The evolution of a deal is often unpredictable, but savvy buyers can improve their odds of success by taking steps to ensure optimal deal sourcing. This statement holds even truer for buyers in the lower-middle market where the sources for deal flow are fragmented based on geography, industry and size. For a buyer new to lower-middle market acquisitions, sourcing quality deal flow can be a time-consuming and daunting task.

So, how do you create high-quality deal flow on a consistent basis? A successful strategy involves both identifying the likely sources for deal flow and executing an efficient process for targeting these sources. At the highest level, deal flow can be segmented into two broad areas: mainstream and proprietary. There are various trade-offs associated with each area, which is why the optimal strategy for most buyers is to actively target both groups.

Part one of this two-part series on deal sourcing examines the deal flow created from mainstream sources and a process that buyers should implement when working with intermediaries.

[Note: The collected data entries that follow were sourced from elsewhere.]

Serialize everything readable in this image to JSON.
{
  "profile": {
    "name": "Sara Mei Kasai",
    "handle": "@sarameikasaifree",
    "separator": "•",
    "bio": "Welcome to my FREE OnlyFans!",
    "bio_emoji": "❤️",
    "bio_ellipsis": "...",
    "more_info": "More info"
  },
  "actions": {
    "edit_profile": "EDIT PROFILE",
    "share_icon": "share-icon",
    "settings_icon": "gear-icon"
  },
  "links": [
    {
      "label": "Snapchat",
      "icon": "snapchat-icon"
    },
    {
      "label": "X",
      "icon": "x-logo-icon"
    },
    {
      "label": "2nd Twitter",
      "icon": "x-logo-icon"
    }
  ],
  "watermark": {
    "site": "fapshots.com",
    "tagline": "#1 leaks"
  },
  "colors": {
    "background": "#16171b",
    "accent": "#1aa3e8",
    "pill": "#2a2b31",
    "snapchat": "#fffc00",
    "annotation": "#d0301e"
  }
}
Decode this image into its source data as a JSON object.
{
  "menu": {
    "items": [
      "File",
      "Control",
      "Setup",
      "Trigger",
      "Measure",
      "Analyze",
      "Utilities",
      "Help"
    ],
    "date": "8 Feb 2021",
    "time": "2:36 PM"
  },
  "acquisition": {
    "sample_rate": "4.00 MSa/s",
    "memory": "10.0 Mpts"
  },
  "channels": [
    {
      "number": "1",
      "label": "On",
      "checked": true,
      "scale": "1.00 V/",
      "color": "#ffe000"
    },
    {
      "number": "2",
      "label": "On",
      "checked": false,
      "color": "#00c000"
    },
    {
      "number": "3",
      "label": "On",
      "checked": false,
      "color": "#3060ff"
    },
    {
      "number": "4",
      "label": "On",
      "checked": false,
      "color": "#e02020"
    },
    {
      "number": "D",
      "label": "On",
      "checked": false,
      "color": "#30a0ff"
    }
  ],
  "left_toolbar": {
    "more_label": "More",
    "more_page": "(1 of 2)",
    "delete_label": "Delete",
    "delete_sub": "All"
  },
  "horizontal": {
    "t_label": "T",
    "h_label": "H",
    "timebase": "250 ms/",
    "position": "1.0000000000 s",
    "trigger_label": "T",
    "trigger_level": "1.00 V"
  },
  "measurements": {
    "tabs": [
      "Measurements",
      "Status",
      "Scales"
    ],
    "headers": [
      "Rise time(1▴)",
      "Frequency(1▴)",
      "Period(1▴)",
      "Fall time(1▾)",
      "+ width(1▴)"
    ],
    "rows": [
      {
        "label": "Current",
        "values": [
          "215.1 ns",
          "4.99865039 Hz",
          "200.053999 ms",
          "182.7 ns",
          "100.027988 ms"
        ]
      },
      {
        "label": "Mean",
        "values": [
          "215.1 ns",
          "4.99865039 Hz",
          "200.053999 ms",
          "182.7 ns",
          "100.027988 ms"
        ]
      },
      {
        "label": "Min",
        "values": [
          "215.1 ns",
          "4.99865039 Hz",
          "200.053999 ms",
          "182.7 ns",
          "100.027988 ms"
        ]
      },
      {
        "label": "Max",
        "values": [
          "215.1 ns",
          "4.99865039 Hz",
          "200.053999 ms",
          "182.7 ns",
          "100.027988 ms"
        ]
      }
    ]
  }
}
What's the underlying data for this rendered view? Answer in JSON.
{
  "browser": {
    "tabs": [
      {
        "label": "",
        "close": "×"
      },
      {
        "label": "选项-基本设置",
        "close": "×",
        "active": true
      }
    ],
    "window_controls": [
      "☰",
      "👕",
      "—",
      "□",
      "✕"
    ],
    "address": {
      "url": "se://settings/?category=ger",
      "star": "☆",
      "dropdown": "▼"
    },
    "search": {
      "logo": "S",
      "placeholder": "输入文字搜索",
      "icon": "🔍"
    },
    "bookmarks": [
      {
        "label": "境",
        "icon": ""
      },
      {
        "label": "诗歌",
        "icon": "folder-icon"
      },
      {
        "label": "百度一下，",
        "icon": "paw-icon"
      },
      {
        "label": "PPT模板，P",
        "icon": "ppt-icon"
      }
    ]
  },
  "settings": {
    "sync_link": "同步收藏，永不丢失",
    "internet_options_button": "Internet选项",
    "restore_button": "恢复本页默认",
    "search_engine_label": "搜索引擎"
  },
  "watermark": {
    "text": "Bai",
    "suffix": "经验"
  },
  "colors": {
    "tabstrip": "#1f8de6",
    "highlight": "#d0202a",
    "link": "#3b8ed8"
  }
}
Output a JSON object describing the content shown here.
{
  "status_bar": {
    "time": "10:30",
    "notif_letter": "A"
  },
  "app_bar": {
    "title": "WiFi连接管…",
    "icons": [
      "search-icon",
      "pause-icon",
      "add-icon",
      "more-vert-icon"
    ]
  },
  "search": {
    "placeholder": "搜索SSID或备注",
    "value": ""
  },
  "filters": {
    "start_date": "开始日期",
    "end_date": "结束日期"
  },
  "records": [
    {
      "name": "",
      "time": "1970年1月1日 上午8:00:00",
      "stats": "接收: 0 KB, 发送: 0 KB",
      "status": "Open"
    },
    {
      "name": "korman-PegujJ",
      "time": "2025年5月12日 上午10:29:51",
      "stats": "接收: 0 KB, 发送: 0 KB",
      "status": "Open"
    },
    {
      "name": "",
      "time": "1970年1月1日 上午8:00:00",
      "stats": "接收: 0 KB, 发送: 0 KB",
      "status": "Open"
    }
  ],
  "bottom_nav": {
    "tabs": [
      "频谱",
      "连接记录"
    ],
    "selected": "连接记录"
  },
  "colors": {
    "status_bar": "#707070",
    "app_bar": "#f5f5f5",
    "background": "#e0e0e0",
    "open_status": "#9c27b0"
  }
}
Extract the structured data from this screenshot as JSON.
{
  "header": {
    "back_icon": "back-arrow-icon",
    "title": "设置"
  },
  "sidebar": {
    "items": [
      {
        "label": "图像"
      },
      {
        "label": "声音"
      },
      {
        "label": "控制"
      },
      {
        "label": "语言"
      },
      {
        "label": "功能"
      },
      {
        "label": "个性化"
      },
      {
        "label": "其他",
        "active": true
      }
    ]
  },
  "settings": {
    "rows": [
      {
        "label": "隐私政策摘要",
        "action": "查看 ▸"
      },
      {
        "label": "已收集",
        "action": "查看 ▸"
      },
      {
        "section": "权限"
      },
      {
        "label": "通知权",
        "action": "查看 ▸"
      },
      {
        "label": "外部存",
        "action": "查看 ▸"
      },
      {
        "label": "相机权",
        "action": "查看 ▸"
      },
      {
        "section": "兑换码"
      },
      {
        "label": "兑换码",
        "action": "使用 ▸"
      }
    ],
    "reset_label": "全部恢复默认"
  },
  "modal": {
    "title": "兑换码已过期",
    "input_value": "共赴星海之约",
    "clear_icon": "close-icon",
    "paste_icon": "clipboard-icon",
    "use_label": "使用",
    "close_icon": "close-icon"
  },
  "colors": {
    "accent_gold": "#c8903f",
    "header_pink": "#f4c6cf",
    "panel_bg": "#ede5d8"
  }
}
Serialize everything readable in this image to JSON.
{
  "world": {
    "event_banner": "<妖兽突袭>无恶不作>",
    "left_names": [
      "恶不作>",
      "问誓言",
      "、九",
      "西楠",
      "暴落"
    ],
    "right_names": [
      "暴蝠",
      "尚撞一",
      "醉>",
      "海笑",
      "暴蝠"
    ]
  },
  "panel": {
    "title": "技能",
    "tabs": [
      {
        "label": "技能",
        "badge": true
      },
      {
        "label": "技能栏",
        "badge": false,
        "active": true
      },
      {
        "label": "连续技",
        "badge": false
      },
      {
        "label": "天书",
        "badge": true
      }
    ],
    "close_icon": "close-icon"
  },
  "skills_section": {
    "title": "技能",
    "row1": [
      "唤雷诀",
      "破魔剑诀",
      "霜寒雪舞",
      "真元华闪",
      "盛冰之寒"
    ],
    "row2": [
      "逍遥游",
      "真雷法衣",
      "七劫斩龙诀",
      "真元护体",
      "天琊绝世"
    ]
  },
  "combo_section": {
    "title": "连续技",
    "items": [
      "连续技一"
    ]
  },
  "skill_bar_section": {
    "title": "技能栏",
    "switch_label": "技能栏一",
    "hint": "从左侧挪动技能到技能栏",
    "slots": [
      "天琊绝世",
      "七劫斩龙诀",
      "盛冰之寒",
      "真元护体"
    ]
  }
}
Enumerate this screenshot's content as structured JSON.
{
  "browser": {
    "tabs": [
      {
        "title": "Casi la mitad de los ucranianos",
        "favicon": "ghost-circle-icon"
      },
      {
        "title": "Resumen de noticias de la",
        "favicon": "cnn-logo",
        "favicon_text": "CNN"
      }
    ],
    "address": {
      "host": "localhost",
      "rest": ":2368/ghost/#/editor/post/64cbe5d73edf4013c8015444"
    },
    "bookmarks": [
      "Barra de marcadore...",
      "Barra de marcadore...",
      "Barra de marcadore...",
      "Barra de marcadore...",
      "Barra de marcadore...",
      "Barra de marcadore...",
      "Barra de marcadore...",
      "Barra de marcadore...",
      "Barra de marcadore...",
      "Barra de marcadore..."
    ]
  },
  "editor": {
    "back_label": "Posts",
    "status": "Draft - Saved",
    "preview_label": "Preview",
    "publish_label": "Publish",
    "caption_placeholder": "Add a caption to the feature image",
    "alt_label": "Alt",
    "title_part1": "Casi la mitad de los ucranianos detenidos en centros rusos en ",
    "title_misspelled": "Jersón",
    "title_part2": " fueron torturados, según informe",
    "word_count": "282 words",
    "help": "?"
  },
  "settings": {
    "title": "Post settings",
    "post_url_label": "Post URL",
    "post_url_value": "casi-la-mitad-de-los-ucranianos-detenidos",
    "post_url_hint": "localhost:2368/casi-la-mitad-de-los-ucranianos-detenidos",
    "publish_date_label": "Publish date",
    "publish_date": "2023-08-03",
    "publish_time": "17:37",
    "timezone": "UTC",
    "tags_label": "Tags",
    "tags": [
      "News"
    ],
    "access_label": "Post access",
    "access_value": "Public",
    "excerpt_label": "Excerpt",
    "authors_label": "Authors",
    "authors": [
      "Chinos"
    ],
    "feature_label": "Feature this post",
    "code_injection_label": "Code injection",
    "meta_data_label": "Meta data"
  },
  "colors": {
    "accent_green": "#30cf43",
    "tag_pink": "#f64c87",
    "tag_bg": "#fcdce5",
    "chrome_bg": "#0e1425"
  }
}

Mainstream deals are defined as transactions which are actively represented by business intermediaries, such as brokers and investment banks. These intermediaries often represent the sellers and reach out to buyers, who specialize in the sectors, geographic markets, or deal size that they target. Although many intermediaries are focused on larger deals, a significant number of smaller firms are interested in doing business with buyers that invest in lower-middle market companies. The landscape of intermediaries in the lower-middle market is incredibly fragmented and includes: full-service, middle-market investment banks, boutique advisory groups, and business brokers, who typically work on smaller (<$5MM in EV) deals.

Buyers should be aware that the marketing process for business intermediaries has grown so efficient that most deals they represent are highly competitive, with the intensity of competition being further fueled by an increase in the amount of committed acquisition capital available for deals in the lower-middle market. Often, in these deals intermediaries will employ a full-blown auction or controlled auction, which may result in a higher than anticipated valuation for the target company. According to a study by Dinan and Company, auction deals may result in an increase of 1.5x – 2.5x EBITDA in the purchase price, versus proprietary (i.e. non-represented) deals. In addition, information flow is controlled by the intermediary, which in some cases may unintentionally limit the transparency of information critical to the buyer in analyzing the deal.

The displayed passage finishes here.